9 neurons evolved on top of the 24 regional nodes. All 9 use Sigmoid activation (the inter-region mutation default). Their primary role: bridging between regions. Node 269 bridges speed_limit to the awareness region processing. Node 1383 bridges current_speed to the awareness region. Node 1130 evolved a dedicated throttle/brake coordinator.

This suggests that the initial regional structure was incomplete - evolution needed inter-regional pathways that the intra-region density didn't provide. A future experiment could add initial inter-region connections (pathway hints from the whitepaper) to see if this reduces the need for evolution-added bridge nodes.

5. Emergent Behaviors: What the Structured Brain Invented

Designed (in .quale) Emergent (evolved by brain)
3 named regions with specific node counts Region specialisation matching intended function
Step activation for reflex nodes Binary danger assessment feeding attention
Sigmoid for awareness nodes Central situation integrator (node 33) processing 8 sensors
Fatigue region exists Fatigue modulates AWS acknowledgment timing specifically
Plasticity parameters set Cannot isolate plasticity effect (confounded with regions)
Hebbian rate 0.005 Connections between co-active pathways strengthened during scenarios
Inter-region connections evolve Bridge neurons connecting speed processing to awareness
Cognitive load as a sensor Freeze response under cognitive overload near crossings

6. Cross-Experiment Summary

Feature Rail-001 Rail-002 Rail-003 Rail-003b Rail-004
Throttle Binary Continuous Continuous Continuous Continuous
Attention Unrewarded Rewarded Causal Causal Causal
Regions No No No No Yes (3)
Plasticity No No No No Yes (all 3)
Best fitness 81.70 99.58 99.03 99.69 87.99
Hidden neurons 0 0 1 7 33
Connections 11 13 22 36 197
Sensors -> throttle 0 2 2 10 15
Primary strategy Don't move Speed governor Active vigilance Speed gov + vigilance Multi-region processing
Human-like? No Partially More More Most
Best fitness across all rail experiments
Rail-001 Rail-002 Rail-003 Rail-003b Rail-004
ExperimentBest Fitness
Rail-00181.70
Rail-00299.58
Rail-00399.03
Rail-003b99.69
Rail-00487.99

7. Conclusion

Rail-004 demonstrated that structured brain architecture produces qualitatively different evolved behavior than flat topologies. The 24-neuron, 3-region brain with plasticity achieved lower fitness (87.99 vs 99.69) but exhibited richer, more realistic behavior: processing 15 sensors for speed decisions, developing region-specific specialisation matching intended cognitive functions, and producing realistic failure modes (cognitive overload freeze response, fatigue-degraded procedural compliance).
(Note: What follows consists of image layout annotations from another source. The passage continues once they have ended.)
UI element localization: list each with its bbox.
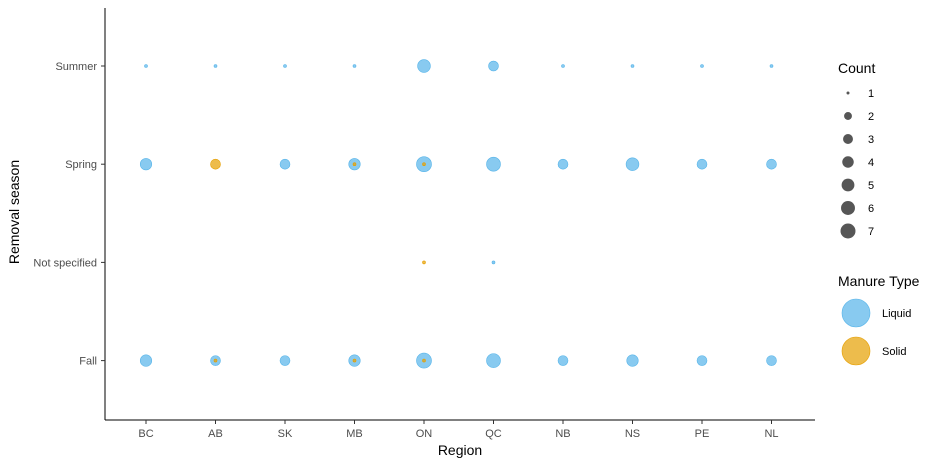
y-ticks: Fall Not specified Spring Summer [33, 61, 105, 368]
data-point-liquid [144, 64, 148, 68]
color-legend-label: Solid [882, 346, 906, 358]
x-tick-label: QC [485, 428, 502, 440]
size-legend-label: 7 [868, 226, 874, 238]
data-point-liquid [630, 64, 635, 68]
data-point-liquid [625, 157, 640, 171]
x-tick-label: BC [138, 428, 153, 440]
size-legend-label: 1 [868, 88, 874, 100]
size-legend-label: 3 [868, 134, 874, 146]
color-legend-label: Liquid [882, 308, 911, 320]
data-point-liquid [283, 64, 287, 68]
size-legend-label: 6 [868, 203, 874, 215]
data-point-liquid [139, 158, 153, 171]
x-ticks: BC AB SK MB ON QC NB NS PE NL [138, 420, 779, 440]
size-legend: Count 1 2 3 4 5 6 7 [838, 60, 875, 239]
x-tick-label: NB [555, 428, 570, 440]
data-point-liquid [279, 355, 291, 366]
plot-area: Fall Not specified Spring Summer BC AB SK MB ON… [33, 8, 815, 440]
data-point-liquid [417, 59, 431, 73]
x-tick-label: MB [346, 428, 363, 440]
color-legend-key-solid [841, 336, 871, 366]
size-legend-label: 5 [868, 180, 874, 192]
data-point-liquid [696, 355, 708, 366]
data-point-liquid [352, 64, 357, 68]
x-tick-label: AB [208, 428, 223, 440]
x-tick-label: ON [416, 428, 433, 440]
y-tick-label: Spring [65, 159, 97, 171]
data-point-solid [422, 162, 426, 166]
data-point-liquid [486, 156, 501, 172]
data-point-liquid [766, 158, 777, 170]
x-axis-title: Region [438, 442, 482, 458]
data-point-solid [352, 162, 357, 166]
data-point-liquid [769, 64, 774, 68]
data-point-liquid [557, 355, 569, 366]
data-point-liquid [766, 355, 777, 366]
color-legend: Manure Type Liquid Solid [838, 273, 920, 366]
data-point-liquid [700, 64, 704, 68]
size-legend-key [840, 223, 856, 239]
data-point-liquid [626, 354, 639, 367]
color-legend-title: Manure Type [838, 273, 920, 289]
data-point-liquid [486, 353, 501, 368]
size-legend-key [846, 91, 850, 95]
data-point-liquid [139, 354, 153, 367]
size-legend-key [841, 201, 855, 215]
y-axis-title: Removal season [6, 160, 22, 264]
data-point-liquid [213, 64, 218, 68]
data-point-solid [210, 158, 221, 170]
x-tick-label: NL [764, 428, 778, 440]
data-point-liquid [491, 260, 496, 265]
size-legend-key [841, 178, 855, 192]
x-tick-label: SK [278, 428, 293, 440]
size-legend-label: 2 [868, 111, 874, 123]
data-point-liquid [488, 60, 499, 72]
y-tick-label: Fall [79, 356, 97, 368]
size-legend-key [844, 112, 852, 120]
color-legend-key-liquid [841, 298, 871, 328]
data-point-liquid [557, 158, 569, 170]
data-point-liquid [279, 158, 291, 170]
data-point-solid [213, 358, 218, 363]
size-legend-title: Count [838, 60, 875, 76]
x-tick-label: NS [625, 428, 640, 440]
data-point-liquid [561, 64, 565, 68]
size-legend-key [843, 134, 853, 144]
y-tick-label: Not specified [33, 257, 97, 269]
data-point-solid [352, 358, 357, 363]
data-point-solid [422, 358, 426, 363]
x-tick-label: PE [695, 428, 710, 440]
y-tick-label: Summer [55, 61, 97, 73]
data-point-solid [422, 260, 426, 265]
size-legend-label: 4 [868, 157, 874, 169]
points-solid [210, 158, 426, 363]
points-liquid [139, 59, 777, 369]
data-point-liquid [696, 158, 708, 170]
size-legend-key [842, 156, 854, 168]
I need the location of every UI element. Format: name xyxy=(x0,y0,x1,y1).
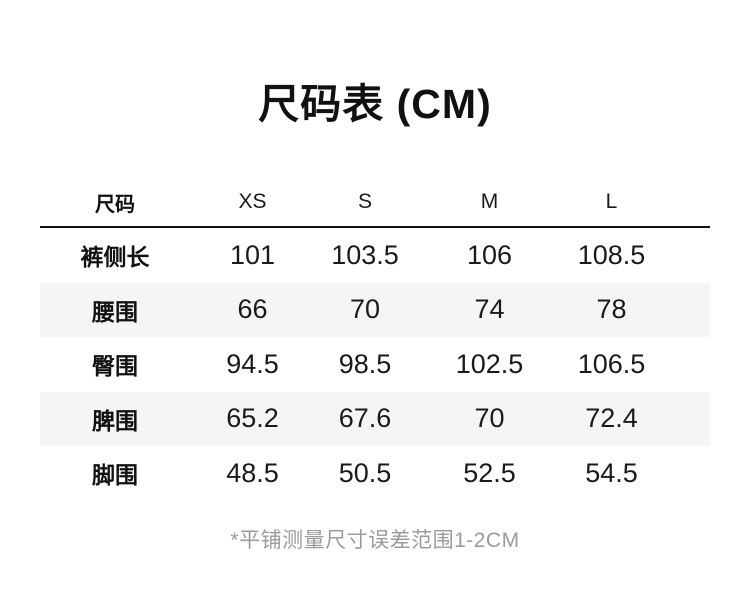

The central finding: architectural constraints trade optimality for realism. Unconstrained flat brains find degenerate shortcuts. Structured brains must process information through functional pathways, producing behavior that more closely resembles human cognition - including its failure modes.

Design principle: To evolve realistic behavior, constrain the brain's architecture to match the target organism's cognitive structure. Accept lower fitness scores as the cost of authenticity. Fitness measures how well the agent games the fitness function; behavioral analysis measures how realistically it performs the task.

8. Future Directions

  1. Controlled ablation: Rail-004b (regions without plasticity) and Rail-004c (plasticity without regions) to isolate individual feature contributions.
  2. Pathway hints: Pre-seed inter-region connections (sensor -> reflex, awareness -> actuator) to reduce evolution's need for bridge neurons.
  3. Extended evolution: Run Rail-004 for 2000+ generations to determine if the structured brain eventually matches or exceeds flat brain fitness while retaining its richer behavior.
  4. Signal speed: Add multi-tick signal delay through slow regions (v0.3) to model processing latency differences between reflexive and deliberative circuits.
  5. Recurrence: Enable feedback loops in the fatigue management region (v0.3) to model fatigue memory - tracking accumulated fatigue over time rather than just current fatigue level.